Não feche seus olhos esta noite
Não há ilusão, otimismo, inocência, amor nem alegria nos poemas nem na prosa poética da gaúcha Maira Parula. Em Não feche seus olhos esta noite, seu livro de estréia, o humor, quando existe, é ácido; a insanidade é o estado normal das coisas e a morte, tão misteriosa e certa, é um tema mais inspirador e excitante que a vida, submersa em tédio e inércia. Mas se a autora consegue transformar os males da sociedade moderna em beleza literária, é sinal de que nem tudo está perdido, então.
"Espero que goste de meus poemas e me desculpe se eles não são muito intelectuais. Eu faço versos para serem entendidos de imediato, como quem lambe um sorvete na janela", diz Maira Parula em um de seus textos, a carta de uma escritora iniciante a um editor. Como o próprio trecho destacado indica, o trabalho da autora é direto e, ao mesmo tempo, profundo. Que o digam suas diferentes vozes narrativas: a mulher que morreu de vergonha aos poucos; a que hoje dobra origamis, em vez de papelotes de cocaína; a que tentava mudar a sociedade com uma metralhadora, mas queria chegar em casa cedo; a garota que chega inchada e peluda à puberdade e se corta com uma lâmina, não apenas para se depilar, mas também por ter a esperança de que seu corpo se esvazie como um balão de aniversário.

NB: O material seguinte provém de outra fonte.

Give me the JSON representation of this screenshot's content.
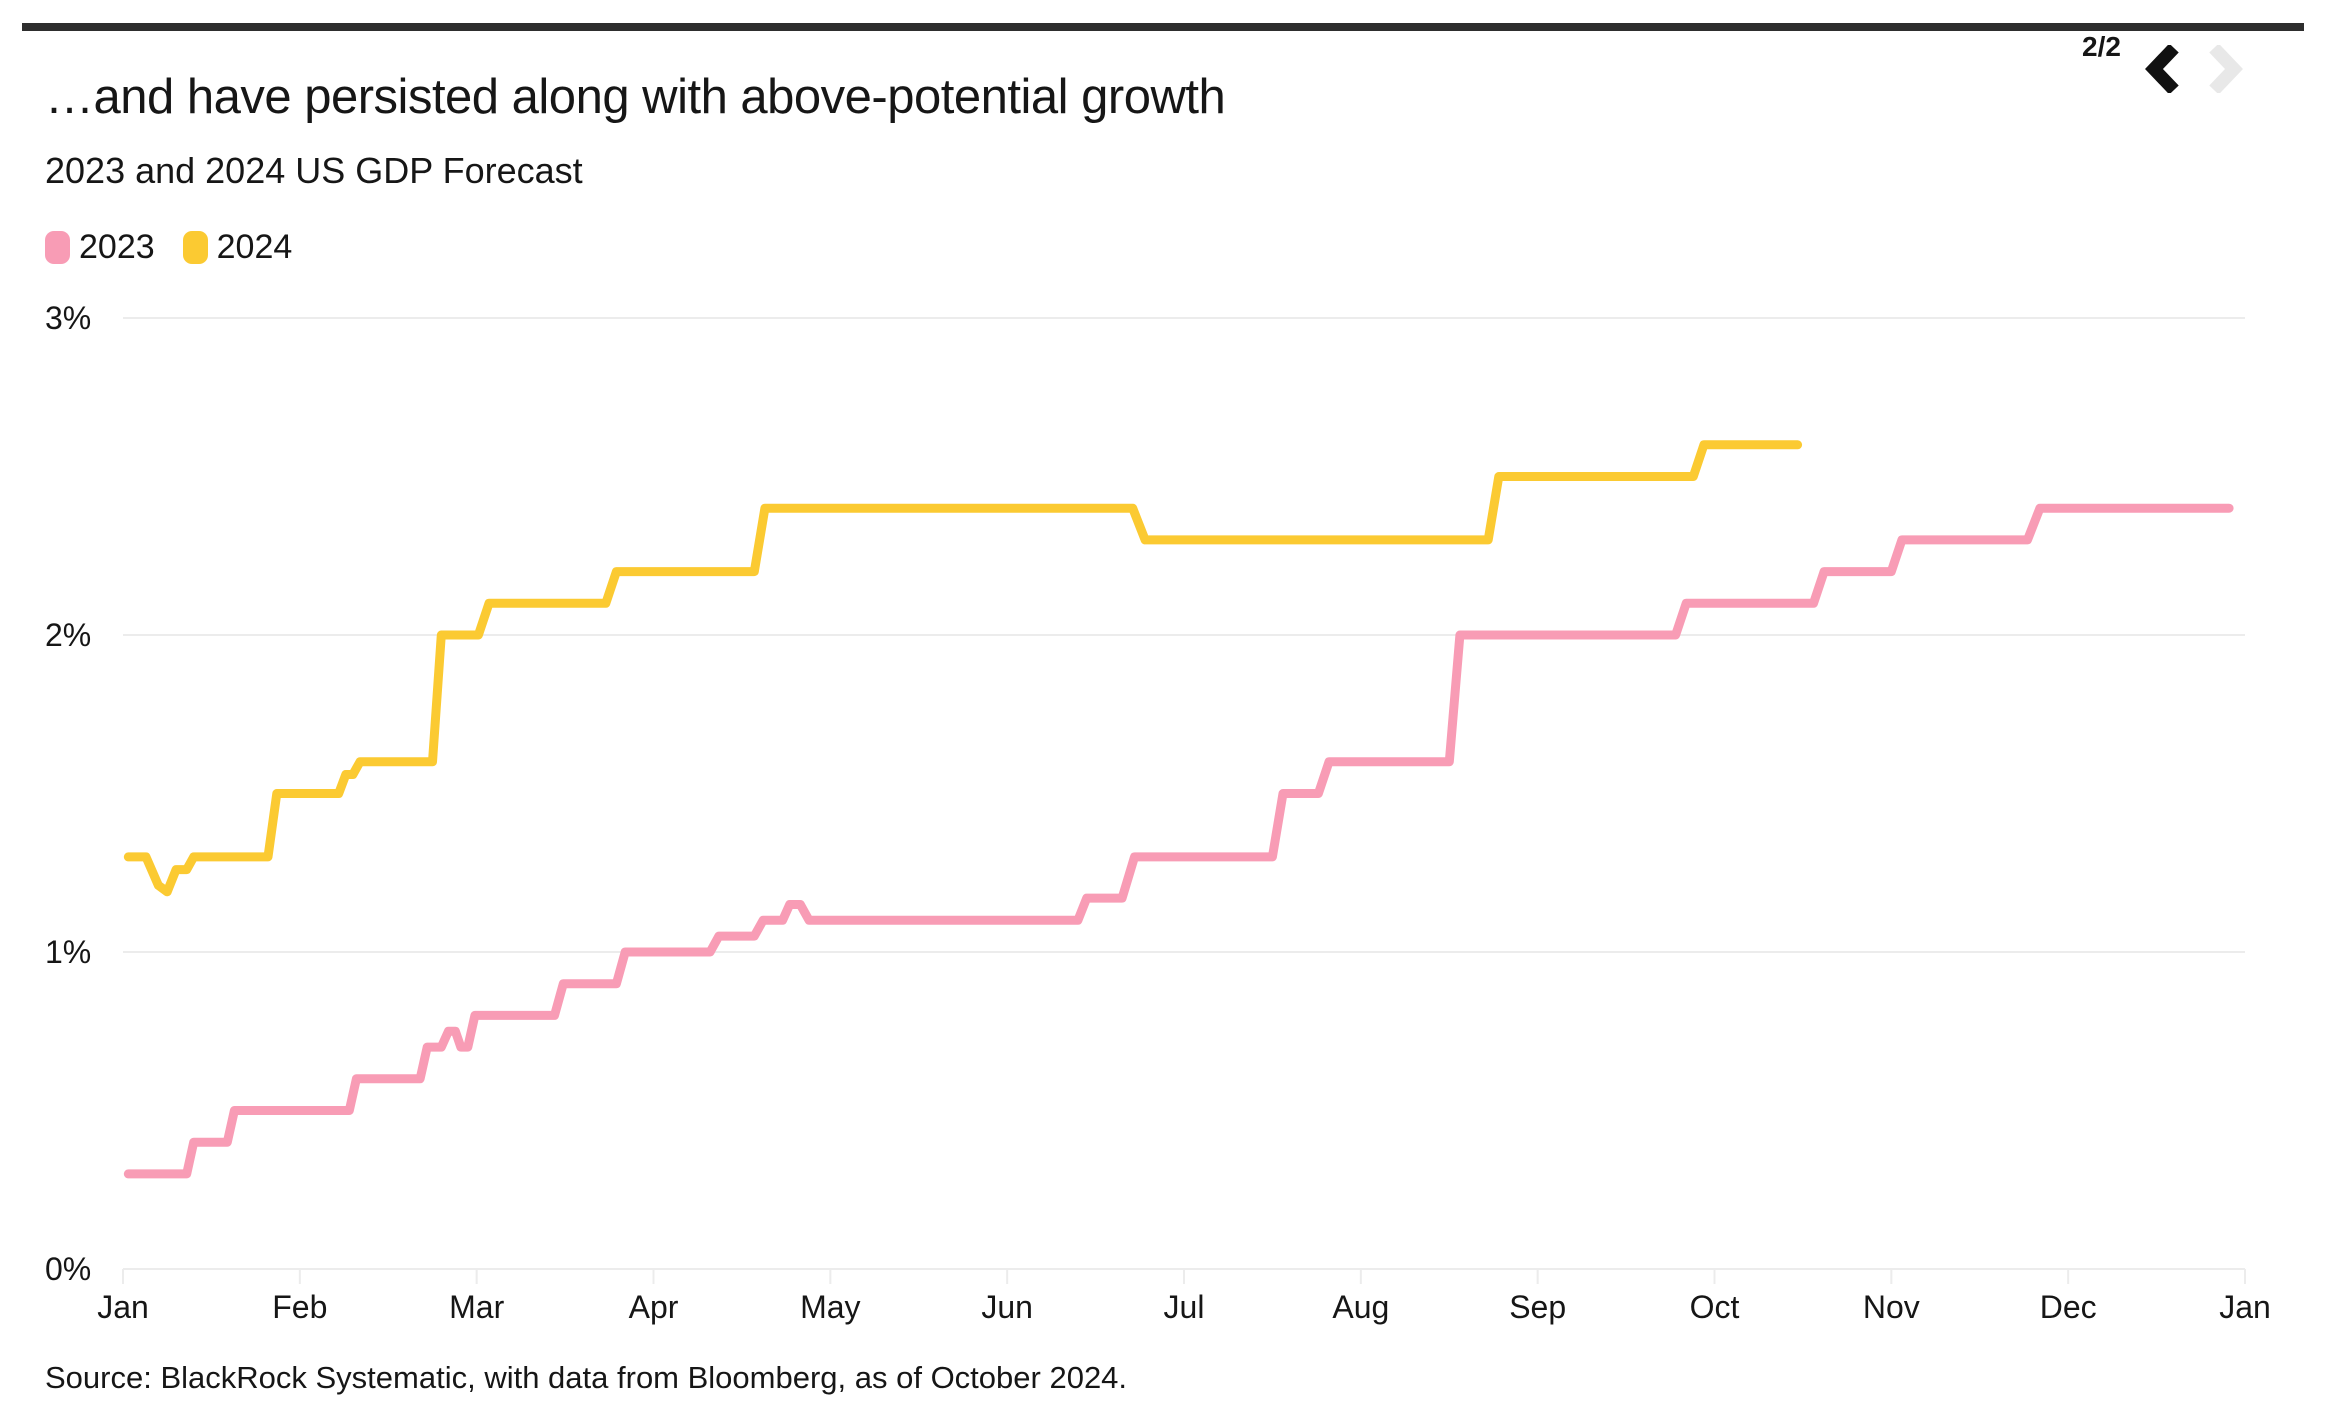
{
  "header": {
    "title": "…and have persisted along with above-potential growth",
    "pagination": "2/2"
  },
  "chart": {
    "subtitle": "2023 and 2024 US GDP Forecast",
    "legend": [
      {
        "label": "2023",
        "color": "#F89CB5"
      },
      {
        "label": "2024",
        "color": "#FBCA32"
      }
    ]
  },
  "chart_data": {
    "type": "line",
    "title": "2023 and 2024 US GDP Forecast",
    "x_unit": "months since Jan 1 (0 = Jan, 12 = following Jan)",
    "xlim": [
      0,
      12
    ],
    "ylim": [
      0,
      3
    ],
    "xticks": [
      "Jan",
      "Feb",
      "Mar",
      "Apr",
      "May",
      "Jun",
      "Jul",
      "Aug",
      "Sep",
      "Oct",
      "Nov",
      "Dec",
      "Jan"
    ],
    "yticks": [
      "0%",
      "1%",
      "2%",
      "3%"
    ],
    "grid": "horizontal",
    "legend_position": "top-left",
    "series": [
      {
        "name": "2023",
        "color": "#F89CB5",
        "points": [
          [
            0.03,
            0.3
          ],
          [
            0.36,
            0.3
          ],
          [
            0.4,
            0.4
          ],
          [
            0.59,
            0.4
          ],
          [
            0.63,
            0.5
          ],
          [
            1.28,
            0.5
          ],
          [
            1.32,
            0.6
          ],
          [
            1.68,
            0.6
          ],
          [
            1.72,
            0.7
          ],
          [
            1.8,
            0.7
          ],
          [
            1.84,
            0.75
          ],
          [
            1.88,
            0.75
          ],
          [
            1.91,
            0.7
          ],
          [
            1.95,
            0.7
          ],
          [
            1.99,
            0.8
          ],
          [
            2.44,
            0.8
          ],
          [
            2.49,
            0.9
          ],
          [
            2.79,
            0.9
          ],
          [
            2.84,
            1.0
          ],
          [
            3.32,
            1.0
          ],
          [
            3.37,
            1.05
          ],
          [
            3.57,
            1.05
          ],
          [
            3.62,
            1.1
          ],
          [
            3.73,
            1.1
          ],
          [
            3.77,
            1.15
          ],
          [
            3.83,
            1.15
          ],
          [
            3.88,
            1.1
          ],
          [
            5.4,
            1.1
          ],
          [
            5.45,
            1.17
          ],
          [
            5.65,
            1.17
          ],
          [
            5.72,
            1.3
          ],
          [
            6.5,
            1.3
          ],
          [
            6.56,
            1.5
          ],
          [
            6.76,
            1.5
          ],
          [
            6.82,
            1.6
          ],
          [
            7.5,
            1.6
          ],
          [
            7.56,
            2.0
          ],
          [
            8.78,
            2.0
          ],
          [
            8.84,
            2.1
          ],
          [
            9.56,
            2.1
          ],
          [
            9.62,
            2.2
          ],
          [
            10.0,
            2.2
          ],
          [
            10.06,
            2.3
          ],
          [
            10.77,
            2.3
          ],
          [
            10.84,
            2.4
          ],
          [
            11.91,
            2.4
          ]
        ]
      },
      {
        "name": "2024",
        "color": "#FBCA32",
        "points": [
          [
            0.03,
            1.3
          ],
          [
            0.13,
            1.3
          ],
          [
            0.2,
            1.21
          ],
          [
            0.25,
            1.19
          ],
          [
            0.3,
            1.26
          ],
          [
            0.36,
            1.26
          ],
          [
            0.4,
            1.3
          ],
          [
            0.82,
            1.3
          ],
          [
            0.87,
            1.5
          ],
          [
            1.22,
            1.5
          ],
          [
            1.26,
            1.56
          ],
          [
            1.3,
            1.56
          ],
          [
            1.34,
            1.6
          ],
          [
            1.75,
            1.6
          ],
          [
            1.8,
            2.0
          ],
          [
            2.01,
            2.0
          ],
          [
            2.07,
            2.1
          ],
          [
            2.73,
            2.1
          ],
          [
            2.79,
            2.2
          ],
          [
            3.57,
            2.2
          ],
          [
            3.63,
            2.4
          ],
          [
            5.71,
            2.4
          ],
          [
            5.78,
            2.3
          ],
          [
            7.72,
            2.3
          ],
          [
            7.78,
            2.5
          ],
          [
            8.88,
            2.5
          ],
          [
            8.94,
            2.6
          ],
          [
            9.47,
            2.6
          ]
        ]
      }
    ]
  },
  "source": "Source: BlackRock Systematic, with data from Bloomberg, as of October 2024.",
  "colors": {
    "background": "#FFFFFF",
    "text": "#161616",
    "grid": "#ECECEC",
    "divider": "#2E2E2E",
    "nav_active": "#111111",
    "nav_disabled": "#E8E8E8"
  }
}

No livro, Deus é uma figura sempre questionada. A autora declara: "A temporada de caça está aberta. Procuro Deus vivo ou morto. Pago bem." Mas o que está em questão não é tanto Sua existência, mas Seus atos e Sua lógica. "Deus é um morcego / Cego e sonolento / Que vê o mundo de pernas para o ar", ela escreve. Jesus também não escapa do julgamento da escritora: "Estava coberto de boas intenções, vá lá, mas foi um bocado tolo e exibicionista. A humildade pomposa dos profetas chega a parecer arrogância."